La Amazonía brasileña perdió 13.235 kilómetros cuadrados de cobertura vegetal entre agosto de 2020 y julio de 2021, la mayor cantidad de área degradada para un período de 12 meses en los últimos 15 años, informó este jueves el gobierno de Jair Bolsonaro.
La tala en la parte brasileña de la mayor selva tropical del mundo en el último año fue en un 21,97% superior a la del mismo periodo anterior (entre agosto de 2019 y julio de 2020), cuando abarcó 10.851 kilómetros cuadrados, y no era tan elevada desde la registrada en 2006 (14.286 kilómetros cuadrados), según los datos divulgados por el Instituto Nacional de Estudios Espaciales (INPE).
La deforestación aumentó hasta alcanzar un área similar a la de Montenegro y superior a la de países como Catar, Jamaica y Kosovo pese al discurso conservacionista que Brasil llevó este mes a la Conferencia del Clima, en donde dijo haber avanzado en el combate contra la tala en sus esfuerzos para reducir las emisiones de gases contaminantes.

Es el tercer aumento anual bajo el gobierno de Bolsonaro, en un momento en que busca combatir las críticas internacionales que lo responsabilizan de promover estas alzas con políticas que debilitaron la fiscalización en el bioma y su discurso favorable a las actividades extractivas en áreas protegidas.
Las cifras suponen “un desafío para nosotros y tendremos que ser más contundentes en relación a los delitos ambientales. Ciertamente ampliaremos nuestra actuación” en la región, admitió el ministro brasileño de Medio Ambiente, Joaquim Leite, en una rueda de prensa en Brasilia poco después de conocerse el documento.
Afirmó sin embargo que los datos “no reflejan exactamente la actuación de los últimos meses”. El gobierno asegura haber intensificado sus acciones para combatir la deforestación ilegal con una mayor presencia de efectivos en el terreno.

Entre las metas que anunció en la última conferencia de la ONU sobre cambio climático de Glasgow, Escocia, Brasil adelantó dos años, de 2030 a 2028, el límite para eliminar la deforestación ilegal en su territorio, que alberga un 60% de la Amazonía.
Con todo, los datos publicados el jueves confirman la información que dieron centenares de científicos durante la COP26, donde aseguraron que la Amazonía está en “código rojo” y que sólo frenando su devastación se evitará que llegue a un punto “catastrófico” de no retorno en los próximos años.
En efecto, advirtieron que si se mantienen los actuales altos índices de deforestación, la degradación del suelo y los incendios que se han registrado en los últimos años, la mayor selva tropical del planeta podría alcanzar ese punto de inflexión antes de 2050, perder hasta un 70% de su vegetación nativa y convertirse en un área prácticamente desértica.

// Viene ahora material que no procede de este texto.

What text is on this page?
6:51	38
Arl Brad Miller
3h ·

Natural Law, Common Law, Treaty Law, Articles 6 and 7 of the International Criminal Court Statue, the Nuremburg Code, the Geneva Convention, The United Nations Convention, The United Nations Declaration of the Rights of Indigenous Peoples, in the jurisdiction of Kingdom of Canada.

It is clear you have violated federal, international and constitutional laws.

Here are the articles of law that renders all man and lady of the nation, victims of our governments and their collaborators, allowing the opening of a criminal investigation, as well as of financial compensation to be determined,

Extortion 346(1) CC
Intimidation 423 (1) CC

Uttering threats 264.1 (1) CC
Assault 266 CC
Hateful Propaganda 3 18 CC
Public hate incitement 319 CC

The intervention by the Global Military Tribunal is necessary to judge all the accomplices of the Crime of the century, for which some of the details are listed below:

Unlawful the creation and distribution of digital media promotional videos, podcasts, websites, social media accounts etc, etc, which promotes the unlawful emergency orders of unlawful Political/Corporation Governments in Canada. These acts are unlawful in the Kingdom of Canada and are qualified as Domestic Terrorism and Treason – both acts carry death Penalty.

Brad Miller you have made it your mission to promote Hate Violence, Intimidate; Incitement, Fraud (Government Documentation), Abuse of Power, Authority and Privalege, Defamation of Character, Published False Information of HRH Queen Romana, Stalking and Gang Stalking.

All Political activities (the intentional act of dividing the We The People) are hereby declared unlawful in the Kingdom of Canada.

De acuerdo con el científico brasileño Carlos Nobre, copresidente del Panel Científico de la Amazonía (SPA, por sus siglas en inglés) las zonas más sensibles de llegar al punto de no retorno en este bioma se ubican hacia el sur de la Amazonía, desde Bolivia hasta el océano Atlántico, pasando por los estados brasileños de Rondonia, Mato Grosso y Pará.
La devastación de la selva junto con los cambios climáticos tienen en jaque a este ecosistema que alberga el 10% de la flora y fauna mundial, que desempeña un papel fundamental en la regulación climática y donde viven cerca de 47 millones de personas, de las cuales, 2,2 millones de indígenas.